8. Filtering device for filtering an input signal and comprising: a first set of multiplying units for filtering of samples of the input signal with a first phase of filter coefficients, at least one first summing unit for adding together the first filtered samples for forming a first sum signal, at least one further set of multiplying units for filtering samples of the input signal with at least one further phase of filter coefficients, at least one further summing unit for adding together the further filtered samples for forming at least one further sum signal, and at least one normalizing unit dividing the first sum signal with the sum of the first phase of filter coefficients and each further sum signal with the sum of the corresponding phase of filter coefficients for outputting at least the thus normalized sum signals as a first and further output signals from the filter.

9. Filtering device according to claim 8, wherein the sum of the at least one further phase of filter coefficients can be different than the sum of the other phase of filter coefficients.

10. Filtering device according to claim 8, in which there is one normalizing unit provided for each sum signal.

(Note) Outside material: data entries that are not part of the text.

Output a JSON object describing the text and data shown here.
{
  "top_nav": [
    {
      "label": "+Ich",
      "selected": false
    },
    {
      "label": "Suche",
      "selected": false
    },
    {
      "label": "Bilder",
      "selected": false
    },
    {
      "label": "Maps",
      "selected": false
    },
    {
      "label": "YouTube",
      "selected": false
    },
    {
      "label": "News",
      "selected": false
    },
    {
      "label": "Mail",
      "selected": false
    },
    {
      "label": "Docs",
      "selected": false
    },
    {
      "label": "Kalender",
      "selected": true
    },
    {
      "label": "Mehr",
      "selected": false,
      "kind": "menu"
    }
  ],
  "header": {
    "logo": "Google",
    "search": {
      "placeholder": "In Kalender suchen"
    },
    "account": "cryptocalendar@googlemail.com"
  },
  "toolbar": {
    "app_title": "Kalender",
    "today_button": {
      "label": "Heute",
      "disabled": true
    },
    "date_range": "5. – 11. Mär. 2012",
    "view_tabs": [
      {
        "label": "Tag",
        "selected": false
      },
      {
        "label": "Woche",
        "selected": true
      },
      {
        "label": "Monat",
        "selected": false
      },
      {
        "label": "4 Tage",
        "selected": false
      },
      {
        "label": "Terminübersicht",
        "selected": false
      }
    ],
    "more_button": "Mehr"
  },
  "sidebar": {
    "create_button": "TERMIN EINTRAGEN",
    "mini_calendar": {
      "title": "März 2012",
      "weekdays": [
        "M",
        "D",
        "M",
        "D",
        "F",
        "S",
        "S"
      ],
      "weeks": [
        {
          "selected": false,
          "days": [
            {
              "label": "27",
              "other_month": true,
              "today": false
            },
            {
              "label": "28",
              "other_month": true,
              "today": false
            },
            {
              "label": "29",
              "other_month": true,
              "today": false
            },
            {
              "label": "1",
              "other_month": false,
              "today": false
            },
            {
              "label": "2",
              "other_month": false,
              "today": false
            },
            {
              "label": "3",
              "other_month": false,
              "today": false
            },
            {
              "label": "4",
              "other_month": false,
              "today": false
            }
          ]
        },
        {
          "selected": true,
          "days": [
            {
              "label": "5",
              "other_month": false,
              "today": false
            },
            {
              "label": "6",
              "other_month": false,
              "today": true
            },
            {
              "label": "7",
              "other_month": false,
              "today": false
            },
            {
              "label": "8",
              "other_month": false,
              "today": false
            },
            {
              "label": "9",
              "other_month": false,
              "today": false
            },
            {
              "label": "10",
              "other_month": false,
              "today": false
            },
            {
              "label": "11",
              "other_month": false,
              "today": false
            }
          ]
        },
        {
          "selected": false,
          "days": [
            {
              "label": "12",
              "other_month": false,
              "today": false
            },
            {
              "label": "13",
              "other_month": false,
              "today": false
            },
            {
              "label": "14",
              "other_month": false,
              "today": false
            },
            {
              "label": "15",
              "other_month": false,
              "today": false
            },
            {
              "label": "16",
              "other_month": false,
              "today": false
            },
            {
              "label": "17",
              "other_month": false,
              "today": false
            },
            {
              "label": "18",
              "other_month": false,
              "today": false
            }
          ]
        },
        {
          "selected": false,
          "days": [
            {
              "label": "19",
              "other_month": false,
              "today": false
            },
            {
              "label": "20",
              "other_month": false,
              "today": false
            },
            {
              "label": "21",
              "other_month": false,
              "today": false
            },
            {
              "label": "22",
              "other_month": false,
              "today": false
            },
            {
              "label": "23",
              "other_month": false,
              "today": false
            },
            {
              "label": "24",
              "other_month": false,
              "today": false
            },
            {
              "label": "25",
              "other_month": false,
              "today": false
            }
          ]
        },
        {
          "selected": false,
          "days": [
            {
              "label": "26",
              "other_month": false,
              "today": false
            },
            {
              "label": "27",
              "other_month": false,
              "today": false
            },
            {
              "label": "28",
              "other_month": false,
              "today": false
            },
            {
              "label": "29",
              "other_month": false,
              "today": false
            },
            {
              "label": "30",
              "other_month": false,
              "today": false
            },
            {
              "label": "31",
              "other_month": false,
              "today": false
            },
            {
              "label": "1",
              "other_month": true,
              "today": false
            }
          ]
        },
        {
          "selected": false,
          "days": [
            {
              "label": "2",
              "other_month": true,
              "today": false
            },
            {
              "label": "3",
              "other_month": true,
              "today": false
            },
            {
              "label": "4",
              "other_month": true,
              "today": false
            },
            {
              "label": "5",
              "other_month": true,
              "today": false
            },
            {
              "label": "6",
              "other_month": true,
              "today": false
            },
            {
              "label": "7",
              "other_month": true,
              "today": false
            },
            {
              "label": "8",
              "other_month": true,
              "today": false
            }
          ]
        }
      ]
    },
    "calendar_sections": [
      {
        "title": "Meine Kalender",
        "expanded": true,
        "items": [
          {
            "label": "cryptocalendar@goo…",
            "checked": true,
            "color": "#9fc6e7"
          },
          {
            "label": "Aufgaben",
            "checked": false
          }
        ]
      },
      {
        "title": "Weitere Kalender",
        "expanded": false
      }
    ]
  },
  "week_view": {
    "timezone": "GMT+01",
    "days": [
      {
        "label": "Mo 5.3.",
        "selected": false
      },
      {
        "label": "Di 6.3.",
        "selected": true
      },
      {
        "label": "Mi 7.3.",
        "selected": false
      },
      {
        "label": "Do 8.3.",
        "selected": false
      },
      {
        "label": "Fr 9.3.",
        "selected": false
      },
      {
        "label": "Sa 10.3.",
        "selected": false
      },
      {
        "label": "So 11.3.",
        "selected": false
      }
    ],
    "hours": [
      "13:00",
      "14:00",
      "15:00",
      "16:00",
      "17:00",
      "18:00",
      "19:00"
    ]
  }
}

11. Filtering device according to claim 8, further including a reduction unit arranged to reduce the output signals by retaining every nth output signal and deleting the output signals in-between two retained signals, where n is an integer corresponding to a downscaling factor.

12. Filtering device according to claim 8, wherein the filtering device is a low pass filter.

13. Video coding device including at least one filter for filtering signals, which filter comprises: a first set of multiplying units for filtering of samples of the input signal with a first phase of filter coefficients, at least one first summing unit for adding together the first filtered samples for forming a first sum signal, at least one further set of multiplying units for filtering samples of the input signal with at least one further phase of filter coefficients, at least one further summing unit for adding together the further filtered samples for forming at least one further sum signal, and at least one normalizing unit dividing the first sum signal with the sum of the first phase of filter coefficients and each further sum signal with the sum of the corresponding phase of filter coefficients for outputting at least the thus normalized sum signals as a first and further output signals from the filter.

14. Video coding device according to claim 13, including a first and second filter, where the first filter is a downsampling filter and the second filter is an upsampling filter and further including a subtracting unit for calculating a difference signal between an input signal and a down- and upsampled version of the input signal.